Iason Gabriel: como um filósofo do Google DeepMind tenta tornar a AI segura
Em 2017, o filósofo de Oxford Iason Gabriel chegou ao Google DeepMind com uma missão incomum: pensar nas consequências éticas da AI. Antes disso, ele…
Processado por IA de Guardian; editado por Hamidun News
Em 2017, o filósofo político Jason Gabriel ingressou no Google DeepMind com uma pergunta que a maioria das empresas de tecnologia prefere não fazer: o que a inteligência artificial realmente é — e o que acontecerá quando ela se tornar poderosa o suficiente?
O Caminho de Oxford para DeepMind
Jason Gabriel tinha 33 anos quando um amigo sugeriu que ele se candidatasse ao DeepMind — a divisão londrina do Google, onde se concentra uma parcela significativa da pesquisa de IA da empresa. A proposta parecia longe de ser óbvia. Gabriel era um acadêmico típico — apaixonado, mas retraído em si mesmo.
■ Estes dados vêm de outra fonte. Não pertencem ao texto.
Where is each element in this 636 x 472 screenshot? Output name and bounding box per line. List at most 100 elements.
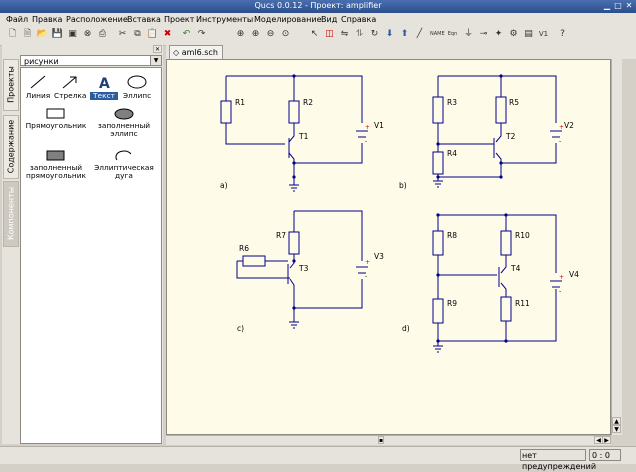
painting-palette: Линия Стрелка A Текст Эллипс Прямоугольн…	[20, 67, 162, 444]
label-r5: R5	[509, 98, 519, 107]
label-t1: T1	[298, 132, 309, 141]
simulate-icon[interactable]: ⚙	[507, 28, 520, 41]
zoom-in-icon[interactable]: ⊕	[249, 28, 262, 41]
component-group-select[interactable]: рисунки ▼	[20, 55, 162, 66]
cut-icon[interactable]: ✂	[116, 28, 129, 41]
new-icon[interactable]: 🗋	[6, 28, 19, 41]
exit-subcircuit-icon[interactable]: ⬆	[398, 28, 411, 41]
menu-positioning[interactable]: Расположение	[66, 15, 128, 24]
label-r8: R8	[447, 231, 457, 240]
delete-icon[interactable]: ✖	[161, 28, 174, 41]
marker-icon[interactable]: ✦	[492, 28, 505, 41]
tab-projects[interactable]: Проекты	[3, 59, 19, 111]
palette-text[interactable]: A Текст	[90, 74, 118, 100]
select-icon[interactable]: ↖	[308, 28, 321, 41]
document-icon: ◇	[173, 48, 180, 57]
view-data-icon[interactable]: ▤	[522, 28, 535, 41]
paste-icon[interactable]: 📋	[146, 28, 159, 41]
rotate-icon[interactable]: ↻	[368, 28, 381, 41]
menu-tools[interactable]: Инструменты	[196, 15, 253, 24]
palette-elliptic-arc[interactable]: Эллиптическая дуга	[89, 150, 159, 180]
scroll-thumb[interactable]: ▪	[378, 436, 384, 444]
minimize-icon[interactable]: ▁	[602, 1, 612, 11]
palette-filled-rectangle[interactable]: заполненный прямоугольник	[23, 150, 89, 180]
circuit-a: R1 R2 T1 V1 a) + -	[220, 75, 384, 192]
line-icon	[30, 75, 46, 89]
menu-insert[interactable]: Вставка	[127, 15, 161, 24]
label-r7: R7	[276, 231, 286, 240]
menu-project[interactable]: Проект	[164, 15, 194, 24]
wire-icon[interactable]: ╱	[413, 28, 426, 41]
tab-components[interactable]: Компоненты	[3, 181, 19, 247]
maximize-icon[interactable]: □	[613, 1, 623, 11]
vertical-scrollbar[interactable]: ▲ ▼	[611, 59, 622, 435]
scroll-down-icon[interactable]: ▼	[612, 425, 621, 433]
close-icon[interactable]: ✕	[624, 1, 634, 11]
document-tabbar: ◇ aml6.sch	[166, 45, 636, 59]
label-r3: R3	[447, 98, 457, 107]
text-icon: A	[99, 76, 110, 92]
palette-line[interactable]: Линия	[24, 74, 52, 100]
plus-v2: +	[559, 124, 564, 131]
junction-dots	[292, 74, 508, 343]
arrow-icon	[62, 76, 77, 89]
palette-rectangle[interactable]: Прямоугольник	[23, 108, 89, 130]
document-tab-label: aml6.sch	[181, 48, 218, 57]
save-icon[interactable]: 💾	[51, 28, 64, 41]
wire-label-icon[interactable]: NAME	[430, 28, 445, 41]
copy-icon[interactable]: ⧉	[131, 28, 144, 41]
zoom-out-icon[interactable]: ⊖	[264, 28, 277, 41]
document-tab[interactable]: ◇ aml6.sch	[169, 45, 223, 59]
circuit-b: R3 R5 T2 V2 R4 b) + -	[399, 75, 574, 190]
close-document-icon[interactable]: ⊗	[81, 28, 94, 41]
label-r2: R2	[303, 98, 313, 107]
ground-icon[interactable]: ⏚	[462, 28, 475, 41]
component-group-value: рисунки	[24, 57, 59, 66]
redo-icon[interactable]: ↷	[195, 28, 208, 41]
scroll-up-icon[interactable]: ▲	[612, 417, 621, 425]
zoom-fit-icon[interactable]: ⊕	[234, 28, 247, 41]
mirror-x-icon[interactable]: ⇋	[338, 28, 351, 41]
whats-this-icon[interactable]: ?	[556, 28, 569, 41]
schematic-canvas[interactable]: R1 R2 T1 V1 a) + - R3 R5 T2 V2 R4 b) + -…	[166, 59, 611, 435]
cursor-position: 0 : 0	[589, 449, 621, 461]
toolbar: 🗋 🗎 📂 💾 ▣ ⊗ ⎙ ✂ ⧉ 📋 ✖ ↶ ↷ ⊕ ⊕ ⊖ ⊙ ↖ ◫ ⇋ …	[0, 26, 636, 46]
new-text-icon[interactable]: 🗎	[21, 28, 34, 41]
tab-content[interactable]: Содержание	[3, 115, 19, 179]
label-t4: T4	[510, 264, 521, 273]
enter-subcircuit-icon[interactable]: ⬇	[383, 28, 396, 41]
side-tabs: Проекты Содержание Компоненты	[2, 57, 19, 444]
menu-file[interactable]: Файл	[6, 15, 28, 24]
menu-view[interactable]: Вид	[321, 15, 337, 24]
undo-icon[interactable]: ↶	[180, 28, 193, 41]
zoom-one-icon[interactable]: ⊙	[279, 28, 292, 41]
svg-text:A: A	[99, 76, 110, 90]
label-r10: R10	[515, 231, 530, 240]
ellipse-icon	[127, 75, 147, 89]
port-icon[interactable]: ⊸	[477, 28, 490, 41]
label-b: b)	[399, 181, 407, 190]
warnings-status: нет предупреждений	[520, 449, 597, 471]
label-r9: R9	[447, 299, 457, 308]
palette-filled-ellipse[interactable]: заполненный эллипс	[89, 108, 159, 138]
palette-arrow[interactable]: Стрелка	[54, 74, 86, 100]
rectangle-icon	[46, 108, 65, 119]
marker-v1-icon[interactable]: V1	[537, 28, 550, 41]
circuit-c: R7 R6 T3 V3 c) + -	[236, 210, 384, 333]
menu-help[interactable]: Справка	[341, 15, 376, 24]
label-v3: V3	[374, 252, 384, 261]
mirror-y-icon[interactable]: ⥮	[353, 28, 366, 41]
open-icon[interactable]: 📂	[36, 28, 49, 41]
menu-simulation[interactable]: Моделирование	[254, 15, 322, 24]
menu-edit[interactable]: Правка	[32, 15, 62, 24]
print-icon[interactable]: ⎙	[96, 28, 109, 41]
menu-bar: Файл Правка Расположение Вставка Проект …	[0, 13, 636, 26]
equation-icon[interactable]: Eqn	[446, 28, 459, 41]
horizontal-scrollbar[interactable]: ▪ ◀ ▶	[166, 435, 611, 445]
palette-ellipse[interactable]: Эллипс	[119, 74, 155, 100]
edit-activate-icon[interactable]: ◫	[323, 28, 336, 41]
save-all-icon[interactable]: ▣	[66, 28, 79, 41]
minus-v1: -	[365, 138, 367, 145]
scroll-right-icon[interactable]: ▶	[602, 436, 611, 444]
panel-close-icon[interactable]: ✕	[153, 45, 162, 53]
Fellow do St John's College, Oxford, ele lecionava cursos de teoria política e escrevia artigos sobre os pontos cegos do altruísmo eficaz e as contradições morais da "ética yuppie". Filho mais velho de um professor grego de administração e de uma cineasta documentarista britânica, ele dividia seu tempo entre ensino e projetos internacionais de desenvolvimento. Nos momentos livres — meditação Vipassana e, segundo seu irmão, escalada "entusiasmada".
Entre palestras, Gabriel conseguia participar de programas de crise das Nações Unidas — no Sudão e no Líbano. Essa combinação de teoria acadêmica e dura realidade de campo aparentemente moldou seu temperamento profissional: pensar nas consequências antes que elas aconteçam.
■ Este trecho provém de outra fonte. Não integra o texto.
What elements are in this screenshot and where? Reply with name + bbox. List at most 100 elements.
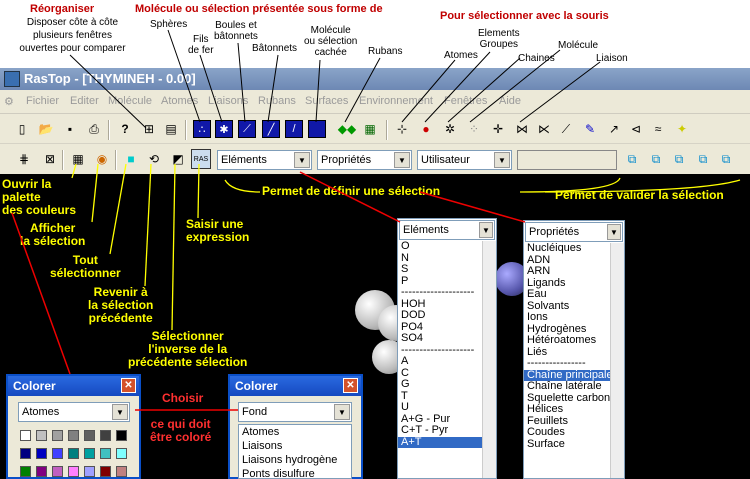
color-swatch[interactable] (52, 448, 63, 459)
utilisateur-combo[interactable]: Utilisateur ▼ (417, 150, 512, 170)
ribbons-icon[interactable]: ◆◆ (337, 119, 357, 139)
menu-surfaces[interactable]: Surfaces (305, 95, 348, 107)
axes-icon[interactable]: ⋕ (14, 149, 34, 169)
menu-liaisons[interactable]: Liaisons (208, 95, 248, 107)
help-icon[interactable]: ? (115, 119, 135, 139)
save-icon[interactable]: ▪ (60, 119, 80, 139)
select-all-button[interactable]: ■ (121, 149, 141, 169)
menu-fenetres[interactable]: Fenêtres (444, 95, 487, 107)
color-swatch[interactable] (100, 430, 111, 441)
pick-bond-icon[interactable]: ⋈ (512, 119, 532, 139)
pick-group-icon[interactable]: ✲ (440, 119, 460, 139)
validate-invert-button[interactable]: ⧉ (716, 149, 736, 169)
list-item[interactable]: ARN (524, 265, 624, 278)
pick-distance-icon[interactable]: ⋉ (534, 119, 554, 139)
menu-fichier[interactable]: Fichier (26, 95, 59, 107)
selection-expression-field[interactable] (517, 150, 617, 170)
color-swatch[interactable] (116, 448, 127, 459)
print-icon[interactable]: ⎙ (84, 119, 104, 139)
list-item[interactable]: Liaisons (239, 439, 351, 453)
ball-stick-icon[interactable]: ⟋ (238, 120, 256, 138)
color-swatch[interactable] (84, 466, 95, 477)
close-icon[interactable]: ✕ (343, 378, 358, 393)
color-swatch[interactable] (52, 430, 63, 441)
pick-atom-icon[interactable]: ⊹ (392, 119, 412, 139)
color-palette-button[interactable]: ▦ (68, 149, 88, 169)
list-item[interactable]: Atomes (239, 425, 351, 439)
spheres-icon[interactable]: ∴ (193, 120, 211, 138)
pick-molecule-icon[interactable]: ✛ (488, 119, 508, 139)
hidden-icon[interactable] (308, 120, 326, 138)
proprietes-combo[interactable]: Propriétés ▼ (317, 150, 412, 170)
pick-chain-icon[interactable]: ⁘ (464, 119, 484, 139)
validate-new-button[interactable]: ⧉ (622, 149, 642, 169)
color-swatch[interactable] (20, 448, 31, 459)
validate-restrict-button[interactable]: ⧉ (669, 149, 689, 169)
pick-center-icon[interactable]: ≈ (648, 119, 668, 139)
color-swatch[interactable] (68, 466, 79, 477)
validate-remove-button[interactable]: ⧉ (693, 149, 713, 169)
colorer-target-list[interactable]: Atomes Liaisons Liaisons hydrogène Ponts… (238, 424, 352, 479)
list-item[interactable]: Chaîne latérale (524, 380, 624, 393)
list-item[interactable]: ---------------- (524, 357, 624, 370)
elements-combo[interactable]: Eléments ▼ (217, 150, 312, 170)
tile-windows-icon[interactable]: ⊞ (139, 119, 159, 139)
grid-icon[interactable]: ⊠ (40, 149, 60, 169)
color-swatch[interactable] (100, 448, 111, 459)
color-swatch[interactable] (116, 430, 127, 441)
scrollbar[interactable] (610, 243, 624, 478)
color-swatch[interactable] (20, 466, 31, 477)
list-item[interactable]: Surface (524, 438, 624, 451)
proprietes-dropdown[interactable]: Propriétés ▼ Nucléiques ADN ARN Ligands Eau So… (523, 220, 625, 479)
validate-add-button[interactable]: ⧉ (646, 149, 666, 169)
scrollbar[interactable] (482, 241, 496, 478)
pick-element-icon[interactable]: ● (416, 119, 436, 139)
close-icon[interactable]: ✕ (121, 378, 136, 393)
color-swatch[interactable] (36, 448, 47, 459)
menu-atomes[interactable]: Atomes (161, 95, 198, 107)
previous-selection-button[interactable]: ⟲ (144, 149, 164, 169)
colorer-target-combo[interactable]: Fond ▼ (238, 402, 352, 422)
system-menu-icon[interactable]: ⚙ (4, 95, 14, 108)
color-swatch[interactable] (84, 430, 95, 441)
open-folder-icon[interactable]: 📂 (36, 119, 56, 139)
show-selection-button[interactable]: ◉ (92, 149, 112, 169)
menu-environnement[interactable]: Environnement (359, 95, 433, 107)
list-item[interactable]: Nucléiques (524, 242, 624, 255)
color-swatch[interactable] (36, 466, 47, 477)
list-item[interactable]: Ions (524, 311, 624, 324)
inverse-selection-button[interactable]: ◩ (168, 149, 188, 169)
color-swatch[interactable] (100, 466, 111, 477)
color-swatch[interactable] (68, 448, 79, 459)
menu-rubans[interactable]: Rubans (258, 95, 296, 107)
list-item[interactable]: Liaisons hydrogène (239, 453, 351, 467)
proprietes-dropdown-header[interactable]: Propriétés ▼ (525, 222, 623, 242)
cascade-windows-icon[interactable]: ▤ (161, 119, 181, 139)
list-item[interactable]: Hélices (524, 403, 624, 416)
elements-dropdown-header[interactable]: Eléments ▼ (399, 220, 495, 240)
colorer-target-combo[interactable]: Atomes ▼ (18, 402, 130, 422)
light-icon[interactable]: ✦ (672, 119, 692, 139)
elements-dropdown[interactable]: Eléments ▼ O N S P -------------------- HOH DOD… (397, 218, 497, 479)
color-swatch[interactable] (20, 430, 31, 441)
list-item[interactable]: Hétéroatomes (524, 334, 624, 347)
menu-molecule[interactable]: Molécule (108, 95, 152, 107)
list-item[interactable]: Eau (524, 288, 624, 301)
color-swatch[interactable] (52, 466, 63, 477)
expression-button[interactable]: RAS (191, 149, 211, 169)
list-item[interactable]: Ponts disulfure (239, 467, 351, 479)
list-item[interactable]: Coudes (524, 426, 624, 439)
color-swatch[interactable] (116, 466, 127, 477)
pick-angle-icon[interactable]: ⟋ (556, 119, 576, 139)
sticks-icon[interactable]: ╱ (262, 120, 280, 138)
thin-sticks-icon[interactable]: / (285, 120, 303, 138)
wireframe-icon[interactable]: ✱ (215, 120, 233, 138)
new-file-icon[interactable]: ▯ (12, 119, 32, 139)
menu-aide[interactable]: Aide (499, 95, 521, 107)
dots-icon[interactable]: ▦ (360, 119, 380, 139)
pick-monitor-icon[interactable]: ↗ (604, 119, 624, 139)
color-swatch[interactable] (84, 448, 95, 459)
pick-torsion-icon[interactable]: ⊲ (626, 119, 646, 139)
menu-editer[interactable]: Editer (70, 95, 99, 107)
color-swatch[interactable] (68, 430, 79, 441)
Um Eticista Dentro da Máquina
No DeepMind, Gabriel se dedicou a algo que praticamente não existia antes como uma disciplina separada: analisar sistematicamente para onde o desenvolvimento de IA poderia levar — e construir estruturas éticas antes que os problemas se tornassem irreversíveis. Isso não é filosofia pela filosofia. DeepMind é o laboratório que criou AlphaGo e AlphaFold, sistemas que mudaram radicalmente nossa compreensão das capacidades das máquinas. A pergunta "o que é IA realmente" aqui não é um debate acadêmico abstrato, mas uma tarefa prática.
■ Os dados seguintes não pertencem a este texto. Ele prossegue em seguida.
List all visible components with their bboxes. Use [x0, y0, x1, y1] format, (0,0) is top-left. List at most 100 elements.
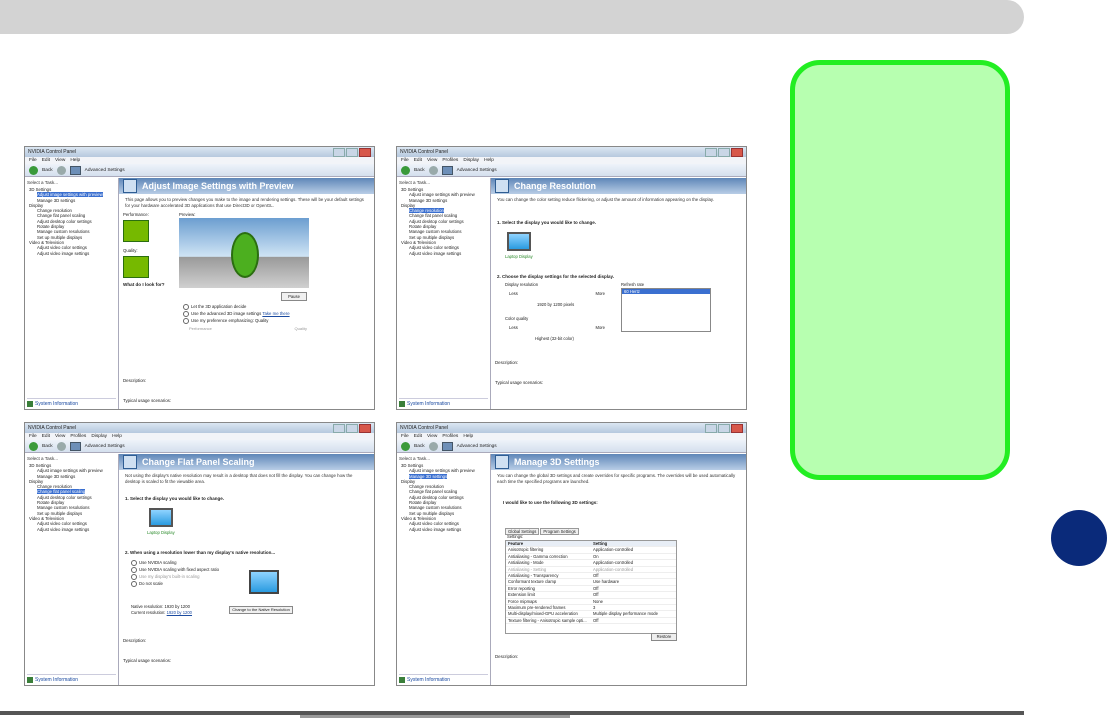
option-nvidia-scaling[interactable]: Use NVIDIA scaling	[131, 560, 177, 566]
page-header: Adjust Image Settings with Preview	[119, 178, 374, 194]
close-button[interactable]	[731, 147, 743, 157]
advanced-settings-button[interactable]: Advanced Settings	[457, 168, 497, 173]
forward-arrow-icon[interactable]	[56, 165, 66, 175]
color-quality-label: Color quality	[505, 316, 529, 321]
advanced-settings-button[interactable]: Advanced Settings	[85, 444, 125, 449]
view-icon[interactable]	[441, 441, 453, 451]
menu-edit[interactable]: Edit	[42, 434, 50, 439]
refresh-rate-list[interactable]: 60 Hertz	[621, 288, 711, 332]
view-icon[interactable]	[441, 165, 453, 175]
minimize-button[interactable]	[705, 423, 717, 433]
option-fixed-aspect[interactable]: Use NVIDIA scaling with fixed aspect rat…	[131, 567, 219, 573]
forward-arrow-icon[interactable]	[56, 441, 66, 451]
back-arrow-icon[interactable]	[29, 441, 38, 451]
system-information-link[interactable]: System Information	[27, 674, 116, 683]
view-icon[interactable]	[69, 165, 81, 175]
page-header: Change Resolution	[491, 178, 746, 194]
menu-file[interactable]: File	[29, 158, 37, 163]
back-arrow-icon[interactable]	[401, 165, 410, 175]
minimize-button[interactable]	[333, 423, 345, 433]
option-let-app-decide[interactable]: Let the 3D application decide	[183, 304, 246, 310]
quality-slider[interactable]: Performance Quality	[189, 326, 307, 331]
current-resolution-link[interactable]: 1920 by 1200	[167, 610, 192, 615]
minimize-button[interactable]	[705, 147, 717, 157]
back-arrow-icon[interactable]	[401, 441, 410, 451]
option-my-preference[interactable]: Use my preference emphasizing: Quality	[183, 318, 268, 324]
pause-button[interactable]: Pause	[281, 292, 307, 301]
nvidia-window-image-settings: NVIDIA Control Panel File Edit View Help…	[24, 146, 375, 410]
task-label: Select a Task...	[27, 180, 59, 185]
menu-help[interactable]: Help	[484, 158, 494, 163]
menu-edit[interactable]: Edit	[414, 158, 422, 163]
maximize-button[interactable]	[346, 147, 358, 157]
content-pane: Change Resolution You can change the col…	[491, 178, 746, 409]
laptop-display-icon[interactable]	[507, 232, 531, 251]
maximize-button[interactable]	[718, 147, 730, 157]
tree-item-video-image[interactable]: Adjust video image settings	[27, 527, 116, 532]
close-button[interactable]	[359, 423, 371, 433]
color-quality-value: Highest (32-bit color)	[535, 336, 574, 341]
maximize-button[interactable]	[346, 423, 358, 433]
menu-help[interactable]: Help	[463, 434, 473, 439]
option-do-not-scale[interactable]: Do not scale	[131, 581, 163, 587]
back-button[interactable]: Back	[42, 444, 53, 449]
system-information-link[interactable]: System Information	[399, 674, 488, 683]
menu-help[interactable]: Help	[112, 434, 122, 439]
option-display-scaling[interactable]: Use my display's built-in scaling	[131, 574, 200, 580]
option-advanced-3d[interactable]: Use the advanced 3D image settings Take …	[183, 311, 290, 317]
back-button[interactable]: Back	[414, 168, 425, 173]
back-button[interactable]: Back	[42, 168, 53, 173]
menu-view[interactable]: View	[427, 434, 437, 439]
advanced-settings-button[interactable]: Advanced Settings	[457, 444, 497, 449]
preview-image	[179, 218, 309, 288]
forward-arrow-icon[interactable]	[428, 165, 438, 175]
typical-usage-label: Typical usage scenarios:	[123, 398, 172, 403]
advanced-settings-button[interactable]: Advanced Settings	[85, 168, 125, 173]
back-arrow-icon[interactable]	[29, 165, 38, 175]
tab-program-settings[interactable]: Program Settings	[540, 528, 579, 535]
menu-profiles[interactable]: Profiles	[442, 158, 458, 163]
system-information-link[interactable]: System Information	[27, 398, 116, 407]
menu-help[interactable]: Help	[70, 158, 80, 163]
table-row[interactable]: Texture filtering - Anisotropic sample o…	[506, 618, 676, 625]
change-native-resolution-button[interactable]: Change to the Native Resolution	[229, 606, 293, 614]
menu-view[interactable]: View	[55, 434, 65, 439]
maximize-button[interactable]	[718, 423, 730, 433]
title-bar: NVIDIA Control Panel	[25, 423, 374, 433]
menu-edit[interactable]: Edit	[42, 158, 50, 163]
laptop-display-icon[interactable]	[149, 508, 173, 527]
toolbar: Back Advanced Settings	[397, 440, 746, 453]
forward-arrow-icon[interactable]	[428, 441, 438, 451]
restore-button[interactable]: Restore	[651, 633, 677, 641]
tree-item-video-image[interactable]: Adjust video image settings	[27, 251, 116, 256]
menu-display[interactable]: Display	[91, 434, 107, 439]
menu-file[interactable]: File	[401, 158, 409, 163]
close-button[interactable]	[359, 147, 371, 157]
menu-display[interactable]: Display	[463, 158, 479, 163]
menu-view[interactable]: View	[55, 158, 65, 163]
color-quality-slider[interactable]: Less More	[509, 325, 605, 330]
menu-profiles[interactable]: Profiles	[442, 434, 458, 439]
minimize-button[interactable]	[333, 147, 345, 157]
view-icon[interactable]	[69, 441, 81, 451]
menu-edit[interactable]: Edit	[414, 434, 422, 439]
resolution-slider[interactable]: Less More	[509, 291, 605, 296]
menu-file[interactable]: File	[29, 434, 37, 439]
take-me-there-link[interactable]: Take me there	[262, 311, 289, 316]
typical-usage-label: Typical usage scenarios:	[495, 380, 544, 385]
refresh-rate-selected[interactable]: 60 Hertz	[622, 289, 710, 294]
menu-profiles[interactable]: Profiles	[70, 434, 86, 439]
menu-view[interactable]: View	[427, 158, 437, 163]
page-description: Not using the display's native resolutio…	[125, 473, 353, 484]
title-bar: NVIDIA Control Panel	[397, 147, 746, 157]
tree-item-adjust-image[interactable]: Adjust image settings with preview	[399, 468, 488, 473]
back-button[interactable]: Back	[414, 444, 425, 449]
tree-item-video-image[interactable]: Adjust video image settings	[399, 527, 488, 532]
system-information-link[interactable]: System Information	[399, 398, 488, 407]
description-label: Description:	[495, 360, 519, 365]
page-header-bar	[0, 0, 1024, 34]
close-button[interactable]	[731, 423, 743, 433]
tree-item-video-image[interactable]: Adjust video image settings	[399, 251, 488, 256]
window-title: NVIDIA Control Panel	[28, 425, 77, 431]
menu-file[interactable]: File	[401, 434, 409, 439]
"Há um mistério profundo no que essa coisa realmente é", descreve
Gabriel a natureza dos sistemas de IA modernos.
Entre as áreas em que trabalha:
- Estruturas morais para sistemas autônomos de tomada de decisão
- Transparência e explicabilidade de IA para a sociedade e reguladores
- Riscos geopolíticos da corrida tecnológica entre EUA e China
- Engajamento com a sociedade civil e órgãos legislativos
- Questões de identidade para sistemas potencialmente conscientes
Pressão Comercial e os Limites da Influência
À medida que os laboratórios de IA se transformam de centros de pesquisa em motores comerciais, o papel dos eticistas dentro deles se torna cada vez mais ambíguo. Especialistas como Gabriel participam de discussões internas reais — sobre design de sistemas, sobre dados permissíveis, sobre limitações rigorosas. Mas eles permanecem funcionários de empresas que prestam contas aos acionistas e competem para acompanhar OpenAI, Meta e desenvolvedores chineses. Essa questão — sobre a influência real, não meramente declarativa, de eticistas dentro dos gigantes da tecnologia — se torna central conforme a IA deixa de ser um experimento de laboratório e se torna infraestrutura que molda as vidas de bilhões de pessoas.
O Que Isso Significa
A história de Jason Gabriel é um indicador: o quão sério as grandes empresas de IA levam a ética não em nível de comunicados de imprensa, mas na cultura real de tomada de decisão. Se os filósofos dentro do DeepMind conseguem realmente mudar algo — isso importa mais do que qualquer avanço tecnológico. Se não conseguem — devemos saber disso.
*Meta foi reconhecida como organização extremista e é proibida na RF.